Companheiro Vasco
A Associação Conquistas da Revolução (sim, existe uma organização com este nome) resolveu encomendar ao arquitecto Siza Vieira um monumento de homenagem ao “Companheiro Vasco”.
Fui ver a respectiva página e não reconheço aquela prodigiosa quantidade de nomes. Deve tratar-se de comunistas e compagnons de route, a hidra do PCP desdobra-se em associações de todo o tipo para a defesa dos interesses do povo trabalhador, no jargão da seita.
O palavreado tem um lado saudoso para quem já era adulto à época do Verão de 1975, porque não há abominações que resistam ao optimismo dos vinte anos. O outro lado é bolorento – aquela conversa é a mesma há quase 50 anos.
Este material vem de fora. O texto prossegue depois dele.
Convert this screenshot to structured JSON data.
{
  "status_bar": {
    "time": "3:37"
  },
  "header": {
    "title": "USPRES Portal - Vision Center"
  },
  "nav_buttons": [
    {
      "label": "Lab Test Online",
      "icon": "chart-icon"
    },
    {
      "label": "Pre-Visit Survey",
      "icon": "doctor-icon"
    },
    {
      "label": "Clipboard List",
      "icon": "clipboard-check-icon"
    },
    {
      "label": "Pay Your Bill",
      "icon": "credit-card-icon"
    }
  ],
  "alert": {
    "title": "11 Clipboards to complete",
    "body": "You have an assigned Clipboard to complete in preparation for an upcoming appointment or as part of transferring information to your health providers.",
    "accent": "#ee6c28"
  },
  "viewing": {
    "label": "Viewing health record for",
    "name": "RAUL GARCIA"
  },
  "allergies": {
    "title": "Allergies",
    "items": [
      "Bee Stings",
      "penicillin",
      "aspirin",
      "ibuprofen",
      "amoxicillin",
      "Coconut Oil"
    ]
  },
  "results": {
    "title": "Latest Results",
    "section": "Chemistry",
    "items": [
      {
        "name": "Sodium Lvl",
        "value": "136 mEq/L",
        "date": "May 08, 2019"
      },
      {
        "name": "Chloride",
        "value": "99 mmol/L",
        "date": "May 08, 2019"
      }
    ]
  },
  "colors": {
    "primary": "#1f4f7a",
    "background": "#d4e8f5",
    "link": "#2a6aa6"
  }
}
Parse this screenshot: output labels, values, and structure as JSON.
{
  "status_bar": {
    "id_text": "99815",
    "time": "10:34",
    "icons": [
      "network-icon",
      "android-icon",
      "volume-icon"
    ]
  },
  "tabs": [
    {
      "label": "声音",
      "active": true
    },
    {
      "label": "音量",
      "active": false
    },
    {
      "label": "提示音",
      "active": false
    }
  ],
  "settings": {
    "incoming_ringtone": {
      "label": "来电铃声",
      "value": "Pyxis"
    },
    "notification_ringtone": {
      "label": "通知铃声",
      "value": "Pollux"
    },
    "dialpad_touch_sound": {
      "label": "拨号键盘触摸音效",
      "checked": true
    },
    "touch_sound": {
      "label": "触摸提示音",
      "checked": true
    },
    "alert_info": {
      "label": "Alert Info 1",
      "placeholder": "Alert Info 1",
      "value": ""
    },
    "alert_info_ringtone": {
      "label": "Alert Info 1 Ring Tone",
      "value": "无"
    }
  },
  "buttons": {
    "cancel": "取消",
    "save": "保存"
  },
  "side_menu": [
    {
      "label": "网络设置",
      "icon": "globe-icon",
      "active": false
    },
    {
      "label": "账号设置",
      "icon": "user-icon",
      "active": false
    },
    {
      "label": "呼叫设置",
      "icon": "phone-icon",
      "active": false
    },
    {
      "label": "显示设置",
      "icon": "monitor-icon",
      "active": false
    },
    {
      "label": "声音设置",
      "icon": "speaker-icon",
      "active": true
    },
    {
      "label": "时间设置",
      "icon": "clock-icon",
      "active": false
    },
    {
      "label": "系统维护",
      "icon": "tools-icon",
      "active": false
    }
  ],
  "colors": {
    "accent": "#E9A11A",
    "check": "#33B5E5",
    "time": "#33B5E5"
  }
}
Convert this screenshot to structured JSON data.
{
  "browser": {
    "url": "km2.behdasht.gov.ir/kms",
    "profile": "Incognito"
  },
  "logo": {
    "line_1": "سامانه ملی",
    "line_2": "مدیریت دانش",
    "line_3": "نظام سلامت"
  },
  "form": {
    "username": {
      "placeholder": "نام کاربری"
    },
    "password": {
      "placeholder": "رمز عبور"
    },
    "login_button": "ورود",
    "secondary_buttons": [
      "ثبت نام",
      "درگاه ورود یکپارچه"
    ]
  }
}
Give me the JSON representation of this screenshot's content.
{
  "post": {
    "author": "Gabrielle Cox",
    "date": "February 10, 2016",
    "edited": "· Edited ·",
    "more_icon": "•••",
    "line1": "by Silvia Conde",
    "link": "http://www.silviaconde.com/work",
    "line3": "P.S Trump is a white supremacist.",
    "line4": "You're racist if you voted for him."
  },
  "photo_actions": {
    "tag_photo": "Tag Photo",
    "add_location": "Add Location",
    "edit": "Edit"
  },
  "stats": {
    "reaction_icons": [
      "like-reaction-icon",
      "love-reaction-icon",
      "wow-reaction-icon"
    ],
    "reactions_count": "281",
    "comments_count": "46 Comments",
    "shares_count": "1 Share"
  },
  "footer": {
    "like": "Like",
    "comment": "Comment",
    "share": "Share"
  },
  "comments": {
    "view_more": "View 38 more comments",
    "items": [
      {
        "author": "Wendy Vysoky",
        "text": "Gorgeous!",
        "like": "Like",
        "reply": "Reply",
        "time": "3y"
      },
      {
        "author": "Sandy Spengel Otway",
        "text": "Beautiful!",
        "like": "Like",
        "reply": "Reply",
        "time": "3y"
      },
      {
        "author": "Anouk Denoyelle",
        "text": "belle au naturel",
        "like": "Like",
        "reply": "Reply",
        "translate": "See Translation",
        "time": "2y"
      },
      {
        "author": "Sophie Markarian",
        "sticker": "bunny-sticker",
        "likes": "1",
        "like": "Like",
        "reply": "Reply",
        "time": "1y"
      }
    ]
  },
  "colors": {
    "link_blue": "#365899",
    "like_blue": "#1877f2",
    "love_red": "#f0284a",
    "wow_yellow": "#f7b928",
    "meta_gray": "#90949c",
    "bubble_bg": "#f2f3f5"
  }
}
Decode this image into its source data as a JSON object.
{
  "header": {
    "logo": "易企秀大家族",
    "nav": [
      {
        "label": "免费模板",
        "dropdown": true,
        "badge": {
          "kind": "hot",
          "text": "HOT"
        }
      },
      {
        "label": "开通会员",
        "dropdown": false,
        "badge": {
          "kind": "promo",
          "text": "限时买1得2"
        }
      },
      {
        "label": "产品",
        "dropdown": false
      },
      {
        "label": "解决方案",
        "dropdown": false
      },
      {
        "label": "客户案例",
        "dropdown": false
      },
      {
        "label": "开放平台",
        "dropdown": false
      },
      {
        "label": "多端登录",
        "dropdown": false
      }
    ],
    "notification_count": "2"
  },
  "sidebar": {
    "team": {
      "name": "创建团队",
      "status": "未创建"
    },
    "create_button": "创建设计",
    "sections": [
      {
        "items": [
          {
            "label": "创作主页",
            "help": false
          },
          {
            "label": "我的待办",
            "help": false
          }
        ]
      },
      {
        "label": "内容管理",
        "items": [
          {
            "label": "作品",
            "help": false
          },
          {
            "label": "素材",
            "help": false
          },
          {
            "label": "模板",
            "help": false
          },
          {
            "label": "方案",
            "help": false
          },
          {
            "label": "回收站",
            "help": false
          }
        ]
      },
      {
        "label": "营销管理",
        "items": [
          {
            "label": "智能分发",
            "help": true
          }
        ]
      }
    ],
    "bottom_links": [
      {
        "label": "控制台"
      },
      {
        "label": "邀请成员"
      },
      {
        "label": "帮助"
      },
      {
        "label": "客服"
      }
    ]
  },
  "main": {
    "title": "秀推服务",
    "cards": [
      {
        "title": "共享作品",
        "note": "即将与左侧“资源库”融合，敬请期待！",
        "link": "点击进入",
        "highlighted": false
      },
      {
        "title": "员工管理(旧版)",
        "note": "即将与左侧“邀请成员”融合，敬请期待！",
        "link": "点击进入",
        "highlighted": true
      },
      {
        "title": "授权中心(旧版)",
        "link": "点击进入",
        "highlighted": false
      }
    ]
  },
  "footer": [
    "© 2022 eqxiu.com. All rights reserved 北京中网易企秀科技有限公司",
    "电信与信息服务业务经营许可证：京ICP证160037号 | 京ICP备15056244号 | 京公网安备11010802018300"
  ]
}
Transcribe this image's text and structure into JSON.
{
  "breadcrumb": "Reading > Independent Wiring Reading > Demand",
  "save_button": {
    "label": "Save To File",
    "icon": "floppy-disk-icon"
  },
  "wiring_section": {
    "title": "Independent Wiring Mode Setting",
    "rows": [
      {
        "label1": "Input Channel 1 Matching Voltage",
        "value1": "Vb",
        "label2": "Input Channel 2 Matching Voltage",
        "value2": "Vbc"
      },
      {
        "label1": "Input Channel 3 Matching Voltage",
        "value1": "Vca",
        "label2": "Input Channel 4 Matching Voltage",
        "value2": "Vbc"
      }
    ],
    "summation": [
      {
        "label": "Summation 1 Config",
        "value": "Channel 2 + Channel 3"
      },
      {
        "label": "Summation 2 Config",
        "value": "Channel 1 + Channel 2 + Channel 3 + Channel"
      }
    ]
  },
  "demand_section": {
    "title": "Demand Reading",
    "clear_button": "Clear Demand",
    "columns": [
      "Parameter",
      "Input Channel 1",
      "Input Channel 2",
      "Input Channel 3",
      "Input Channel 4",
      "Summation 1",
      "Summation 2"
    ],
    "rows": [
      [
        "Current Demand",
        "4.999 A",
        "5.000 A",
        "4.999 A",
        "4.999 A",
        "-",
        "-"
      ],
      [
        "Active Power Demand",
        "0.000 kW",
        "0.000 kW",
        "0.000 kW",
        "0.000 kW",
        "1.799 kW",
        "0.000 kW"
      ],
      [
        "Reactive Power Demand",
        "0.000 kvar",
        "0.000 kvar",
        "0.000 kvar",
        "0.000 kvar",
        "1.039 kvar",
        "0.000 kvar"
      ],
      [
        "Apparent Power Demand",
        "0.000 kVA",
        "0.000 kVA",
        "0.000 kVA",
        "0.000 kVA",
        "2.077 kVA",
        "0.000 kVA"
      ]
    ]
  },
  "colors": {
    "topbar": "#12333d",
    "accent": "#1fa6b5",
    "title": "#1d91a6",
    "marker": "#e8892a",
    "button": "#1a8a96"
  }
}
O homenageado fez carreira no Exército (era coronel à data do 25 de Abril) e dentro do MFA pertencia a uma das correntes mais à esquerda. Tentou ser um Jaruzelski à portuguesa mas falhou, como aliás o projecto do mastermind da sovietização do país, Cunhal, que seria o herdeiro natural destes revolucionários de farda. Falhou por muitas razões, das quais as principais eram que Portugal não tinha fronteiras com países comunistas, a Igreja Católica ainda tinha muita força e, sobretudo no Norte do país, a maior parte da população detestava comunistas. Mário Soares e o PS, por não se quererem suicidar, e com discreto apoio americano e alemão, encabeçaram a resistência eficazmente.
Tivesse ganho e Portugal seria uma Cuba na Europa, as prisões estariam ainda hoje cheias de oposicionistas sortidos, em vez de emigrantes haveria no estrangeiro fugidos e refugiados, e talvez nem os comunistas celebrassem o companheiro Vasco porque as revoluções comunistas têm o hábito de devorar os seus filhos quando são um estorvo. Cunhal é que era Lenine, não este pobre diabo.
De modo que esta homenagem não é muito diferente de levantar um monumento a Manuel Buíça – Vasco Gonçalves não hesitaria em mandar fuzilar opositores se, o seu poder firme, achasse que isso era necessário para a afirmação de uma sociedade sem classes (outra vez o jargão, peço desculpa).
Siza presta-se a este papel – é lá com ele. Mas a escultura (se lhe posso chamar assim) vai ficar num local público – é cá connosco.
Escultura, grosso modo, é a arte de transformar matéria bruta (pedra, metal, madeira etc.) em formas espaciais com significado – é o que diz o dicionário.
Sucede que o significado desta construção é nulo. Representa qualquer coisa, mas Vasco Gonçalves é que não é de certeza. Nas palavras de Vera Maria Gouveia Barros, numa rede social:
Esta é a estátua de Vasco Gonçalves concebida por Siza Vieira. É um génio, de facto. Da Arquitectura e das finanças públicas, porque esta estátua serve para todas homenagens que se queira fazer. É o Vasco Gonçalves, mas pode ser o Carlos Lopes. Querem uma estátua do Lobo Antunes? Já está feita, é esta. Para a Rita Blanco? Esta serve. Só não dá para pessoas sem dois braços e duas pernas. Bravo!
E então, justifica-se um levantamento para protestar? A meu ver não, por duas razões:
O país está pejado de bonecos e instalações representando nada (ou pior, representando) e a coisa passa por apoio à Arte e por mobiliário urbano. Pode ser que com verdete e degradação os mastronços se fundam na paisagem, e que entretanto o prestígio de Siza Vieira faça os passantes verem o que lá não está.
E quem, como eu, é contra o apeamento de representações de personagens históricas porque o tempo novo lhes vê com maus olhos o desempenho, também não leva excessivamente a mal a glorificação de Vasco, mesmo que extemporânea: é um comunista, coisa lá deles. Sempre é uma antiguidade, mesmo que feita agora.